1. If someone says to you, "It's only three cents a gallon...":

It's true, the gas tax went up from 21.5 to 24 cents a gallon today. But the real pinch could come starting in January 1, 2015. For the first time in history, the gas tax will be indexed to inflation. It remains to be seen what those increases will be, but at current rates, it's entirely possible that additional increases of two to three cents a gallon will be reality ANNUALLY. And, there's more bad news… while politicians did include a floor for the tax (it can never dip back below 21.5 cents a gallon, if it goes down at all – and by our reading of the language, it will never go down), there is no cap on how high the tax can go.

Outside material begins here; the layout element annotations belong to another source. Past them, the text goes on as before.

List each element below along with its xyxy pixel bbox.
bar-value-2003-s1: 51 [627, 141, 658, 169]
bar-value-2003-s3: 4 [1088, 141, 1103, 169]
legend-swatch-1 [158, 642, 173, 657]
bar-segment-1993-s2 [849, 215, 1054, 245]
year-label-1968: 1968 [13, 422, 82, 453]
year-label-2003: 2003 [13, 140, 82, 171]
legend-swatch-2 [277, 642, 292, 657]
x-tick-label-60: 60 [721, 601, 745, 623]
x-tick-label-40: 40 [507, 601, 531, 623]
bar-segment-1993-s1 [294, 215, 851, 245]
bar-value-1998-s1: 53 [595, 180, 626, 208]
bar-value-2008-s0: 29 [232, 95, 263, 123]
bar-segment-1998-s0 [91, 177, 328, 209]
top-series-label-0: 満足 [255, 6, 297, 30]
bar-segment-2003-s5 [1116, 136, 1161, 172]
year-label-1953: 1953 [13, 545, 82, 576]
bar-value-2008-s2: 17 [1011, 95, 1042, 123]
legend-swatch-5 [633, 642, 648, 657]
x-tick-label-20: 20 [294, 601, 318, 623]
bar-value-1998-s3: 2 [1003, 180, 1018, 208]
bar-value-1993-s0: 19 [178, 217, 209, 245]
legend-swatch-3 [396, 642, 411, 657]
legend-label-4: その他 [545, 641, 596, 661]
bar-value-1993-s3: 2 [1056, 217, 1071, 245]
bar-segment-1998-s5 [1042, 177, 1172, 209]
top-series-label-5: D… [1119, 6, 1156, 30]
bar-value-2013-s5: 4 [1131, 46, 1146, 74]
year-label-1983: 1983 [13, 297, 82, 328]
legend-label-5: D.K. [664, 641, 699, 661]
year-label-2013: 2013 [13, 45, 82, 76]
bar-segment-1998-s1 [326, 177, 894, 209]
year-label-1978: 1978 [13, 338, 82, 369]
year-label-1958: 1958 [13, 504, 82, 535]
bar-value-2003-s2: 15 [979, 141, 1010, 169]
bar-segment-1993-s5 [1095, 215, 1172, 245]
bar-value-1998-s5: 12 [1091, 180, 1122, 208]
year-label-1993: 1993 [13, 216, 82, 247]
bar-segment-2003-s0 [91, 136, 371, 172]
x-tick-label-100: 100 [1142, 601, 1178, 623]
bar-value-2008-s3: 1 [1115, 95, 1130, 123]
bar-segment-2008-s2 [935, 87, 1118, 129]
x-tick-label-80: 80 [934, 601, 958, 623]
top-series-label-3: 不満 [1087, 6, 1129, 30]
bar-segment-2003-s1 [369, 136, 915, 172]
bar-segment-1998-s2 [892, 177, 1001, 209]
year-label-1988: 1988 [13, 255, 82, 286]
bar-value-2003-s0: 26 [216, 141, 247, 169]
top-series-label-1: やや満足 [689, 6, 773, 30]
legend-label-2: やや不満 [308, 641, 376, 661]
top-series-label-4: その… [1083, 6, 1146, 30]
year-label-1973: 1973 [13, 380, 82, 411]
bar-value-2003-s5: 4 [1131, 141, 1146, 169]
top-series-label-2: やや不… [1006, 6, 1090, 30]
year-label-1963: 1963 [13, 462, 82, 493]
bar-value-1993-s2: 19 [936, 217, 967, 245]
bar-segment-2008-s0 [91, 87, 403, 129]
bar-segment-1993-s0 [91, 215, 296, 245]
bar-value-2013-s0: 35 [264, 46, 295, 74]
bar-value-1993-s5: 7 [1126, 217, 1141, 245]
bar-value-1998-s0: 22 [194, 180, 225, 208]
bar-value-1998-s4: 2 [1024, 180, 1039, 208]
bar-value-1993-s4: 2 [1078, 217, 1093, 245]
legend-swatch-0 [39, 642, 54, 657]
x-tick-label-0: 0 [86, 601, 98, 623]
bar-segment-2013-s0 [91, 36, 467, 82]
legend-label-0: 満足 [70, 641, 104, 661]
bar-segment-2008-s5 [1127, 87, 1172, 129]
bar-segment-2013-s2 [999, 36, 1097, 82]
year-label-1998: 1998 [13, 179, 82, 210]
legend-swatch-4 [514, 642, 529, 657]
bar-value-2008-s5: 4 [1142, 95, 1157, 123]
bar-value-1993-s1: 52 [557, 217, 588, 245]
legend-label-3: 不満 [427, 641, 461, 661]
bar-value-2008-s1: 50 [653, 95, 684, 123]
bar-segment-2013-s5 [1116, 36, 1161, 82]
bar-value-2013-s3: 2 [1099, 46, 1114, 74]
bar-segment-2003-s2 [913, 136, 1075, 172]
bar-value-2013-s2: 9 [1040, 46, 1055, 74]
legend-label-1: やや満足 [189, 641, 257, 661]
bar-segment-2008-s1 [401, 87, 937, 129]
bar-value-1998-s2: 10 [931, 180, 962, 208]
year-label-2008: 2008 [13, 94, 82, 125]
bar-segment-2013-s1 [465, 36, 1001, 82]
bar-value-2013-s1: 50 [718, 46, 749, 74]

2. When they say, "Don't worry, we'll fight 'em on the next increase instead...":

With regard to the automatic increase, there are two procedural points to note. First, because of the indexing used, it won't take a subsequent act or recorded vote of the legislature anymore to increase the gas tax in the future. Those increases will be automatic. This is similar to the way Beacon Hill decided to vote itself pay raises every year. Second, the automatic increases are slated to take effect starting on January 1, 2015 – curiously, just a few weeks after the next statewide and legislative elections take place. As Beacon Hill power plays go, this is a pure act of genius. It's also an unfortunate trend that Beacon Hill pols are using to avoid responsibility while at the same time punishing Massachusetts residents for economic progress. Put that in your gas tank and pump it.

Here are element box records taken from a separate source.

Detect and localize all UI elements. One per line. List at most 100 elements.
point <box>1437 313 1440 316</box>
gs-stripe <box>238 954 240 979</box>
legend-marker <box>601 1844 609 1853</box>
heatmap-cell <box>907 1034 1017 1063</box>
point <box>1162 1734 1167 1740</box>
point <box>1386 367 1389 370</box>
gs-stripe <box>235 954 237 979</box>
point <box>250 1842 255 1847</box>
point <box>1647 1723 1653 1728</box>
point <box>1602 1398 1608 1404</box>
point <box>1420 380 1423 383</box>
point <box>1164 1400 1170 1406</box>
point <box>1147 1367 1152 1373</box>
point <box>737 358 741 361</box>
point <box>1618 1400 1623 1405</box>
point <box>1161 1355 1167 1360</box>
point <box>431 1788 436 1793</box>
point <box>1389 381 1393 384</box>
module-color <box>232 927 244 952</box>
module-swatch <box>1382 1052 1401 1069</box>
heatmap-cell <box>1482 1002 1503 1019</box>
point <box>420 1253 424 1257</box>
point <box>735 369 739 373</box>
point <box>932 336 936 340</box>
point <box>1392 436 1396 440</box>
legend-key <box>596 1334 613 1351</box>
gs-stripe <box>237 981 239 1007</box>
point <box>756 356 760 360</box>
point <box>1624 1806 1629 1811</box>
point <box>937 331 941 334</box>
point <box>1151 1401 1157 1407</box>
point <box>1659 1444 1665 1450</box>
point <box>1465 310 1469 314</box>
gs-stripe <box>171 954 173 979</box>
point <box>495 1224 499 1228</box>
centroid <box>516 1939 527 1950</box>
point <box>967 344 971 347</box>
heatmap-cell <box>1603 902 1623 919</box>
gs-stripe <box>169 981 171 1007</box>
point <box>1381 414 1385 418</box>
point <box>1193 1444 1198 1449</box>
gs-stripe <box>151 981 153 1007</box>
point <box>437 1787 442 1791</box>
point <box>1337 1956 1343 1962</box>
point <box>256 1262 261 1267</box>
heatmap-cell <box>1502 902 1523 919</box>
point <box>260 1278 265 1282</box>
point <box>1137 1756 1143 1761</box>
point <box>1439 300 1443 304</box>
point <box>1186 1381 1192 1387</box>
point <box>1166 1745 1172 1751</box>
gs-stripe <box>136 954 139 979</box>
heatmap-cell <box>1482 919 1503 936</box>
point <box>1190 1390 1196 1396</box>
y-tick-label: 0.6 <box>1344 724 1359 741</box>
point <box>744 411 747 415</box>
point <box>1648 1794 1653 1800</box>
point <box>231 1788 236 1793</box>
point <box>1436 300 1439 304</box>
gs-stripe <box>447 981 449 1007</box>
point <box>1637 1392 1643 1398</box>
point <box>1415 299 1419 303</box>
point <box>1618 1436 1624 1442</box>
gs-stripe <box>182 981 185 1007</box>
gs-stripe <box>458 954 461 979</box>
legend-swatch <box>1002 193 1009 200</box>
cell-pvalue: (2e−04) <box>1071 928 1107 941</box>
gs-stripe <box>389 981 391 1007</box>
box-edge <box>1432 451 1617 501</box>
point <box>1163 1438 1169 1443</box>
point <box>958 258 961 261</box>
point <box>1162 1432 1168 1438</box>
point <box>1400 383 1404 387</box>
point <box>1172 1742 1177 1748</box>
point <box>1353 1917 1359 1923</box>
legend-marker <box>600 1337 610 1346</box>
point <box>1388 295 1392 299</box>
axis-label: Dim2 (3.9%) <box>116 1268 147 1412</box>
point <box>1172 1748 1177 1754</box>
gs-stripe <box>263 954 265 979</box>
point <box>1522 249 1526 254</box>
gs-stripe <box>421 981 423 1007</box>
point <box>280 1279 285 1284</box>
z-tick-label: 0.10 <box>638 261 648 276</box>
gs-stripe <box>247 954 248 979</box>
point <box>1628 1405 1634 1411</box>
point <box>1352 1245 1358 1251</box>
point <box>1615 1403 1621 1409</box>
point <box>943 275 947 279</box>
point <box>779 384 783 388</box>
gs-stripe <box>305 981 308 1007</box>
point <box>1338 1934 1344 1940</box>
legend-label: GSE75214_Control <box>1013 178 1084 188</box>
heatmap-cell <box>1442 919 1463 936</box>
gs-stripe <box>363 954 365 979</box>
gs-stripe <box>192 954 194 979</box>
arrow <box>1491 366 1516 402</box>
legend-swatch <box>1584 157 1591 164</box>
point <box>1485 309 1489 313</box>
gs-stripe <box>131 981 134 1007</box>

3. When people tell you, "At least cities and towns are exempt from paying the tax on police and fire vehicles... They need all the money they can get to keep us safe...":

Au contraire. As noted by DOR on its Web site, "Very few entities are exempt from the excise due on fuel used on MA highways. Exempt entities include: the Federal Government, the Regional Transit Authorities and three state agencies exempted by their enabling statutes (the Water Resources Authority, the Port Authority and the MBTA)." Noticeably absent from this list: city and town vehicles. So, where will cities and towns get the money to pay for this tax increases? One guess – taxpayers.

LATE ADDITION - Here's one more little tidbit for you... At current MA gas prices of about $3.71 a gallon, the state gas tax works out to about 7.3% (24 cents out of a price of $3.286, which does not include the state tax or the federal $0.184 tax), which is a full percentage point more than the state sales tax.